As noted in the proposed rulemaking, when CMS issued its 2014 Final Call Letter on April 1st, 2013, it addressed broker compensation for years 7+ by giving MCO’s the temporary option to pay renewal amounts for years 7 and beyond.  This action created a window into the Fair Market pricing of agents services.  Of the 15 MCO’s that my organization represents, 13 of the 15 companies set their renewal compensation for years 7+ at 50% of the initial rate.  The other 2 companies set broker compensation at 50% of the initial rate for years 7-10, so even in this minority of cases, the actuarial value would be higher than the 35% CMS is proposing.  For those minority companies that don’t feel it maximizes their efficiency to pay brokers at CMS maximum rates, they, of course, have the option to set their initial compensation at lower rates and even not to use brokers at all.

Additionally, the Affordable Care Act put into effect a Minimum Medical Loss Ratio (MLR) for MCO’s of 85%.  Given the fact that MCO’s are mandated to spend at least 85% of their revenue on the cost of care for Medicare beneficiaries, reducing the compensation to agents would have little or no benefit to the Medicare beneficiary.  In fact, Medicare beneficiaries could be harmed by setting agent compensation too low as agents would have less incentive to service their existing policyholder’s needs as Medicare advantage plans change benefits from one year to the next.
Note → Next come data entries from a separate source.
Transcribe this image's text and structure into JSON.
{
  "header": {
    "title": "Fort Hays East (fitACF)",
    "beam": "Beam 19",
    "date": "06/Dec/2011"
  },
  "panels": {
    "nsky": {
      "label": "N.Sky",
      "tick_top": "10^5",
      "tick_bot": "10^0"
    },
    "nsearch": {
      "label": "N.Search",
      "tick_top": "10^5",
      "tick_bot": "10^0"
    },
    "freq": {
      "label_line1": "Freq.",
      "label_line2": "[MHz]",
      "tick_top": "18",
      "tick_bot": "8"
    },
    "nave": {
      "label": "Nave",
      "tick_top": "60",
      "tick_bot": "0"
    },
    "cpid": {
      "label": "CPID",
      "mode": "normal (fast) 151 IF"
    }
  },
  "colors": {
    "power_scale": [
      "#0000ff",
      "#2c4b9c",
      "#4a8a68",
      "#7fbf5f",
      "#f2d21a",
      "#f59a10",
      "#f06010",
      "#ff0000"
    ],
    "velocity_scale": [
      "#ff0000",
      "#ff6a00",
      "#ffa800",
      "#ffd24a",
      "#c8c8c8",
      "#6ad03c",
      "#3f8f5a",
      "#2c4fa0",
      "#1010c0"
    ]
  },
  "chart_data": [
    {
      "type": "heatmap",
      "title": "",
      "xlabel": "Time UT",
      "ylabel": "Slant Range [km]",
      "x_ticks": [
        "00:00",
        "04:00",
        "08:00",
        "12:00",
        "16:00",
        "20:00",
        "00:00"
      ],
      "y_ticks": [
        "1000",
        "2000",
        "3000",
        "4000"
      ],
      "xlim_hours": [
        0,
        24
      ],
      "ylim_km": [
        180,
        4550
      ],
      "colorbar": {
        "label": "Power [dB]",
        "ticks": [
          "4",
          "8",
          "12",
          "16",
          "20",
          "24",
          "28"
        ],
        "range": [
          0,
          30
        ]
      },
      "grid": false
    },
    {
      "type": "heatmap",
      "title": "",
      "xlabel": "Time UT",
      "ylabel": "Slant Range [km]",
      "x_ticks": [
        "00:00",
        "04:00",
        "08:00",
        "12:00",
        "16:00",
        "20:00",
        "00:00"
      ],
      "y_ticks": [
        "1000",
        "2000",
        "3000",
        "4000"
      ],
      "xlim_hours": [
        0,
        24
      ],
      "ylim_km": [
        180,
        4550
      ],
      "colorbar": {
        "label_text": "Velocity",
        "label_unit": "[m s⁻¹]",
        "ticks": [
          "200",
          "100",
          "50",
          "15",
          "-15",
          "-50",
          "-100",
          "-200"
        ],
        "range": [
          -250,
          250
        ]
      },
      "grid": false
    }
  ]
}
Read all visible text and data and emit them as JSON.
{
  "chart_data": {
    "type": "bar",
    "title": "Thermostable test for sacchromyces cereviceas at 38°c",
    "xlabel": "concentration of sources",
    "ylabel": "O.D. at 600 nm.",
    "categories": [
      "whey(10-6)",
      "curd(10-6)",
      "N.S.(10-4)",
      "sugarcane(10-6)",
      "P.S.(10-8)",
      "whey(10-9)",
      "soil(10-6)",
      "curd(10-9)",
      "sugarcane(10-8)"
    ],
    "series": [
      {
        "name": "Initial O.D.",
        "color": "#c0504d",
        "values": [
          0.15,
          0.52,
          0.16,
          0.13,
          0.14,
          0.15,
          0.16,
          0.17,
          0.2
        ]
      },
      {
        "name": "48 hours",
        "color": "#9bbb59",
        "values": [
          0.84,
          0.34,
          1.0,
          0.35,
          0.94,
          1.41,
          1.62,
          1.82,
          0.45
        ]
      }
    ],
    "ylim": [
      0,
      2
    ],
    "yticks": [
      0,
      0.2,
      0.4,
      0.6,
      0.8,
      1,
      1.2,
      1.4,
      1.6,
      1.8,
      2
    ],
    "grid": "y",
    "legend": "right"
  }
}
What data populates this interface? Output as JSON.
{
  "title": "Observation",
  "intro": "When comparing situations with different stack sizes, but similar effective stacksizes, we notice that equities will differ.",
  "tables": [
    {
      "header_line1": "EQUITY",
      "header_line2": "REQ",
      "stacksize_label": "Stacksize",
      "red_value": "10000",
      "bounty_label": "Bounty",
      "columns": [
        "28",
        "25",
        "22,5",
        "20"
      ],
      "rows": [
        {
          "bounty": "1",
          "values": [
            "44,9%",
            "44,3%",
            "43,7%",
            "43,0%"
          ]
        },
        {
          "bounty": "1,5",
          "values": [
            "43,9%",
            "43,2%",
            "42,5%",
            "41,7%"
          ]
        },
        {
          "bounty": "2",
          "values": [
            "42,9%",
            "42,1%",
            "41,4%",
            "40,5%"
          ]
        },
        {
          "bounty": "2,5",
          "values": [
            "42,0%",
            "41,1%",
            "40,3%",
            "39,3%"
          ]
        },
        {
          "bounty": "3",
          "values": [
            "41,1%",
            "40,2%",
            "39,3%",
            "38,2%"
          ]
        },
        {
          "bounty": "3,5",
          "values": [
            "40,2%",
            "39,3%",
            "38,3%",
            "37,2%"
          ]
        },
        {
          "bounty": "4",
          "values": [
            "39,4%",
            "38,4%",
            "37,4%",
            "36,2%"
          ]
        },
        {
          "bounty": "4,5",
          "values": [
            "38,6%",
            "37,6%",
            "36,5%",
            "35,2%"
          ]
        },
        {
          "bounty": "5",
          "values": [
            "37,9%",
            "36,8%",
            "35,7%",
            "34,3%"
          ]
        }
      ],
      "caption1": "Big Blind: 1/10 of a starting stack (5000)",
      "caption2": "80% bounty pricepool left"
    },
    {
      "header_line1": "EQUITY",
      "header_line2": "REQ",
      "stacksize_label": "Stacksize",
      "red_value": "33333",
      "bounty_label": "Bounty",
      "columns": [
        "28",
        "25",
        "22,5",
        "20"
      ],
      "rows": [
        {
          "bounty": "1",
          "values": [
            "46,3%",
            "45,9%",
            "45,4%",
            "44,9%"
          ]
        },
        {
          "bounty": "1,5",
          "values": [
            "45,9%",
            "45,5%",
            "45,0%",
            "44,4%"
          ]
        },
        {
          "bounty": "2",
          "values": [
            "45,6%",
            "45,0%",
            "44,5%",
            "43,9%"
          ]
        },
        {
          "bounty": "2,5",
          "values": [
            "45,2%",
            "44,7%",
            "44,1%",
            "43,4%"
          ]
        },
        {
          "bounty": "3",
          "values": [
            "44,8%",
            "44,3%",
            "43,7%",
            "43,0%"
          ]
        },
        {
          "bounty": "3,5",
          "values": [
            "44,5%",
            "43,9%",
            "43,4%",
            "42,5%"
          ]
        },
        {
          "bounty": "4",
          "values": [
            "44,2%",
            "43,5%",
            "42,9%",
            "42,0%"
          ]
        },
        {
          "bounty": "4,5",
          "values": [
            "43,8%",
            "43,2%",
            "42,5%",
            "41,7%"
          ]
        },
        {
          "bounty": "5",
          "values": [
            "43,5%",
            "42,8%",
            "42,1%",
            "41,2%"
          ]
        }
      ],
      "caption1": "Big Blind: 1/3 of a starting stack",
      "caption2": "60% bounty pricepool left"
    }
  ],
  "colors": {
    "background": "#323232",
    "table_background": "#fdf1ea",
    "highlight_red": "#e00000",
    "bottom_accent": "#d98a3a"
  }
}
In summary, reducing the agent’s compensation from 50% to 35% does nothing to create incentives for agents and brokers to enroll individuals in the MA plan that is intended to best meet their health care needs.  It is less than the Fair Market Value that the Fair Market of MCO’s and agents dictated as Fair compensation for external agents.  It does nothing to improve the value proposition for Medicare beneficiaries (due to minimum MRL).  It may harm beneficiaries in reducing their access to agents who can assist them in finding plans to meet their needs.  For all of these reasons, I respectfully ask CMS to reconsider reducing broker compensation on renewals to 35% and instead allow MCO’s to pay brokers 50% of their Initial Rates for all years.